Uw zoekacties: Aebinga te Leeuwarden, 1565-1667

1752 Aebinga te Leeuwarden, 1565-1667 ( Historisch Centrum Leeuwarden/ Histoarysk Sintrum Ljouwert Leeuwarden )

Uitleg bij archieftoegang

Een archieftoegang geeft uitgebreide informatie over een bepaald archief.

Een archieftoegang bestaat over het algemeen uit de navolgende onderdelen:

• Kenmerken van het archief
• Inleiding op het archief
• Inventaris of plaatsingslijst
• Eventueel bijlagen

De kenmerken van het archief zijn o.m. de omvang, vindplaats, beschikbaarheid, openbaarheid en andere.

De inleiding op het archief bevat interessante informatie over de geschiedenis van het archief, achtergronden van de archiefvormer en kan ook aanwijzingen voor het gebruik bevatten.

De inventaris of plaatsingslijst is een hiërarchisch opgebouwd overzicht van beschreven archiefstukken. De beschrijvingen zijn formeel en globaal. Het lezen en begrijpen van een inventaris behoeft enige oefening en ervaring.

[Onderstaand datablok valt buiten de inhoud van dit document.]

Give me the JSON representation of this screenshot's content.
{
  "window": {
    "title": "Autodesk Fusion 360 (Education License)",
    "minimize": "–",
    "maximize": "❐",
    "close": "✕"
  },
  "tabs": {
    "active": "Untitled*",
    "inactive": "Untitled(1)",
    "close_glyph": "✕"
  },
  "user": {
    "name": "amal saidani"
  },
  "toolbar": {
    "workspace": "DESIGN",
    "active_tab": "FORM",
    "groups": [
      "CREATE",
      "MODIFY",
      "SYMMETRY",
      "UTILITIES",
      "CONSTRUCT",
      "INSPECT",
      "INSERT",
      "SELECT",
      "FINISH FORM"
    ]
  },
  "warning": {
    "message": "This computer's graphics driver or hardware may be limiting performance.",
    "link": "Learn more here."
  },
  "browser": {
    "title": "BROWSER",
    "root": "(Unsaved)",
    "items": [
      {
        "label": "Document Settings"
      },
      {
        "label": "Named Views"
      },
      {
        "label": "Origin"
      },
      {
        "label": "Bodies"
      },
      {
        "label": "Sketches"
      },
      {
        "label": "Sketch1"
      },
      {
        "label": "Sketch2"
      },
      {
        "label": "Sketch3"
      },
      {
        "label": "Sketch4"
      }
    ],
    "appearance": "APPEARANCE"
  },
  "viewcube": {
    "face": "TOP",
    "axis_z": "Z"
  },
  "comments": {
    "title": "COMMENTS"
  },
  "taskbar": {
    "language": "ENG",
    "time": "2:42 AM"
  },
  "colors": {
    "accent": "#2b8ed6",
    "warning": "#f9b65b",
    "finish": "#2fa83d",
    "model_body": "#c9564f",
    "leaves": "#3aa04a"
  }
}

Bij het zoeken in de inventaris wordt de hiërarchie gevolgd. De rubrieken in de inventaris maken deel uit van de beschrijving op een lager niveau. Komt de zoekterm in een hoger niveau voor, dan voldoen onderliggende niveaus ook aan de zoekvraag.

beacon
 
 
Inventaris
1. Inleiding
1752 Aebinga te Leeuwarden, 1565-1667
1.
Inleiding
In Friesland hebben twee verschillende adellijke geslachten met de naam Aebinga (ook Aebbinga, Abbema, Abingen, Abinga, Humalda, Van Humalda, Aebinga van Humalda, of nog anders geschreven) bestaan: de Aebinga’s van Hallum (of Hijum) en de Aebinga’s met hun hoofdresidentie in Blija (Ferwerderadeel). Overigens hadden beide geslachten nog ruime bezittingen in andere delen van het Friese platteland, alsmede ook in enkele Friese steden, waaronder Leeuwarden.
Aebingastates of Aebingastinzen hebben, behalve in Blija, Hallum en Hijum, ook bestaan in Ee en Huizum.
Net als alle adellijke Friese families gingen de Aebinga’s veelal huwelijken aan met telgen van andere Friese adellijke geslachten, hetgeen ook leidde tot een sterke zakelijke verbondenheid tussen die families.

Als stamvader van het Hallumer geslacht geldt Goffe van Aebinga, die in de eerste helft van de 15e eeuw leefde; voor de Aebinga’s van Blija is dat Anlof (of Andlef) van Aebinga uit ongeveer dezelfde tijd.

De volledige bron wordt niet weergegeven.